Mängelliste erstellt

Runder Tisch vertritt die Flüchtlinge

Donaukurier: Ob die direkt Betroffenen auch zu Wort kommen, wenn heute eine hohe Delegation die Neuburger Sammelunterkunft für Asylbewerber besucht? Die Wunsch- oder auch Mängelliste wäre lange, wie bei einem vom Bayerischen Flüchtlingsrat initiierten Treffen im Gemeindezentrum der Christuskirche festgehalten wurde.

Ganz oben auf der Liste der Reizthemen stehen - und dies auch nicht zum ersten Mal - die Essenspakete. Deren Zusammensetzung soll jetzt zwar flexibler gestaltet werden, bemängelt werden aber vor allem Qualität und Geschmack, die sich bei gleich bleibendem Lieferanten wohl nicht ändern werden. Beste Nahrung für die Essens-Vorbehalte war, als vor einigen Wochen abgelaufene Tiefkühlkost in den wenig geliebten Paketen auftauchten. Diese, das bei lediglich geduldeten Ausländern gestrichene Taschengeld und die als zu restriktiv empfundene Handhabung des Ausländergesetzes ließen viele Bewohner der Sammelunterkunft im Vorjahr sogar einen Protestmarsch durchführen. Die Aktionen und ihre Begleitumstände riefen den Flüchtlingsrat ebenso auf den Plan wie jetzt Öffentlichkeit und Politiker. Auch das überregionale Fernsehen wird neben viel Presse heute zur Stelle sein, wenn Vertreter von Stadt und Landkreis nach einem Vorgespräch den Regierungspräsidenten von Oberbayern zum Lager begleiten.

Die aktuellen Wünsche hören sich konkret an. Ihrer will sich vor allem Bettina Häring als Ausländerreferentin des Neuburger Stadtrates annehmen, die womöglich als einzige von den „Neuburger Flüchtlingsgesprächen" bei dem heutigen Treffen dabei sein wird. Ganz oben auf ihrer Dringlichkeitsliste steht eine Änderung bei der Residenzpflicht. Ingolstadt soll mit in den Geltungsbereich des bislang auf den Landkreis beschränkten Aufenthaltsrechtes aufgenommen werden. Zweifelsohne würden damit die Kontrollmöglichkeiten für die Polizei eingeschränkt, die auf dem Ingolstädter Bahnhof häufig fündig wird. Wer dunkle Hautfarbe hat, ist doppelt prädestiniert . Er fällt bei jeder Kontrolle sofort auf.

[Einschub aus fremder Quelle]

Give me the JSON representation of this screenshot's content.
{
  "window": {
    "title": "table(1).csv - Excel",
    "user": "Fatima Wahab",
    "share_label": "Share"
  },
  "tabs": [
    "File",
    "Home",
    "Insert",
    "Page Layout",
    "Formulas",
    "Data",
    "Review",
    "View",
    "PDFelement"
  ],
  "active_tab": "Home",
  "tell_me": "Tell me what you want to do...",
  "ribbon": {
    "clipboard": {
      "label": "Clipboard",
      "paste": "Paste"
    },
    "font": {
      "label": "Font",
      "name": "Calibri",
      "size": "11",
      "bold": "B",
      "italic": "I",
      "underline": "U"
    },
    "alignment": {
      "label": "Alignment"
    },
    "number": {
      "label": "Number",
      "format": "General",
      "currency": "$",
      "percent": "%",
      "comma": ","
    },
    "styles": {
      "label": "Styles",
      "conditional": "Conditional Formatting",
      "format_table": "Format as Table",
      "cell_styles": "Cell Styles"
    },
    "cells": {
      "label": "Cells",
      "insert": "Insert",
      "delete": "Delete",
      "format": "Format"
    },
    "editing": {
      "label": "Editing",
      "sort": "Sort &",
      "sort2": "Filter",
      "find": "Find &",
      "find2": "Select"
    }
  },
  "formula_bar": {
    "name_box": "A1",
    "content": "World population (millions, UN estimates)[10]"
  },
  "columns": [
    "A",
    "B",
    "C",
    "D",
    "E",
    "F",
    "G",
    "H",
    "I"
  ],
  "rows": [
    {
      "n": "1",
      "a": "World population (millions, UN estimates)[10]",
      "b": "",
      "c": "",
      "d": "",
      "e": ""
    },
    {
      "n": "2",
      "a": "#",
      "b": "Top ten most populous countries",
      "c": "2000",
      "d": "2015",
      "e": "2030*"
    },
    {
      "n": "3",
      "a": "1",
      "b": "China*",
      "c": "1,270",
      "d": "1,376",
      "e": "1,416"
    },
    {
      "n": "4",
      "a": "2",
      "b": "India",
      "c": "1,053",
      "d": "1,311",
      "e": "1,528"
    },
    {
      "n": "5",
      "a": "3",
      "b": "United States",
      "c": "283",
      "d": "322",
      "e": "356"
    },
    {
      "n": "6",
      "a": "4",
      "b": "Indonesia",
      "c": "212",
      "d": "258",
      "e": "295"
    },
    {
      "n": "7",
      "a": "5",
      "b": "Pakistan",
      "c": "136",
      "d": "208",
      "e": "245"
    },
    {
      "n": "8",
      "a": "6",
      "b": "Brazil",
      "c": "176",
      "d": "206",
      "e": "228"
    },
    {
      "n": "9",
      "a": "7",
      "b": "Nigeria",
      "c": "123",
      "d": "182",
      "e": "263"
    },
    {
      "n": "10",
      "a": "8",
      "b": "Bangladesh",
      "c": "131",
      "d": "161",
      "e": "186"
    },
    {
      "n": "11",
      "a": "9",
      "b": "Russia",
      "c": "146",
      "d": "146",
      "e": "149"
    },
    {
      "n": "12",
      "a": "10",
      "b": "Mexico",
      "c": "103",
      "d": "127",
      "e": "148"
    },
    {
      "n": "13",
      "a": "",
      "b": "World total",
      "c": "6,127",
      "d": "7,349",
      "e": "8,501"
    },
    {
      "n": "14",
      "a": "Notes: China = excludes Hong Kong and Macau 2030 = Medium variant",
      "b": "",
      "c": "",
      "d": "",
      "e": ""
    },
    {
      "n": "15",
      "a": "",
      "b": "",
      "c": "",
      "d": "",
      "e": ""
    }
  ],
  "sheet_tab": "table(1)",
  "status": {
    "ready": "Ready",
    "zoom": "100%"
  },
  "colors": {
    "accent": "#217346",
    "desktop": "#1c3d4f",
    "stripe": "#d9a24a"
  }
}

Verbesserungen in der Heizung, die bislang nur block- und nicht zimmerweise gesteuert werden kann, sollen jetzt sowieso kommen, eine weitere Küche steht mit auf der Wunschliste. Und auch dieses „Politikum" hat sich Bettina Häring notiert. Wer eine Arbeit findet, muss 200 Euro für sein Bett im Lager zahlen. Bei drei Personen im Raum heißt das, dass die Regierung von Oberbayern respektable 600 Euro für ein rund 2 Quadratmeter großes Zimmer kassiert. Ob das im Einklang mit dem örtlichen Mietspiegel liegt?

Erste Erfolge der Proteste oder elegante Vorbereitung des hohen Politikerbesuches: Treppenhäuser und Gemeinschaftsräume wurden jetzt fleißig gestrichen. Dass es nicht alle Bewohner mit der Reinhaltung gleich hielten, auch davon berichtet die Mängelliste.

Manche Lösungen wären ganz einfach: Gäb's in den Essenspaketen Säfte statt Nektargetränke, hätten die Leute das Vierfache zum Trinken fürs gleiche Geld. Das Zuckerwasser, aus dem die Nektare mehrheitlich bestehen, könnten sie denn selbst in den Saft schütten. Das, steht heute auch als Thema auf der Liste der Ausländerreferentin.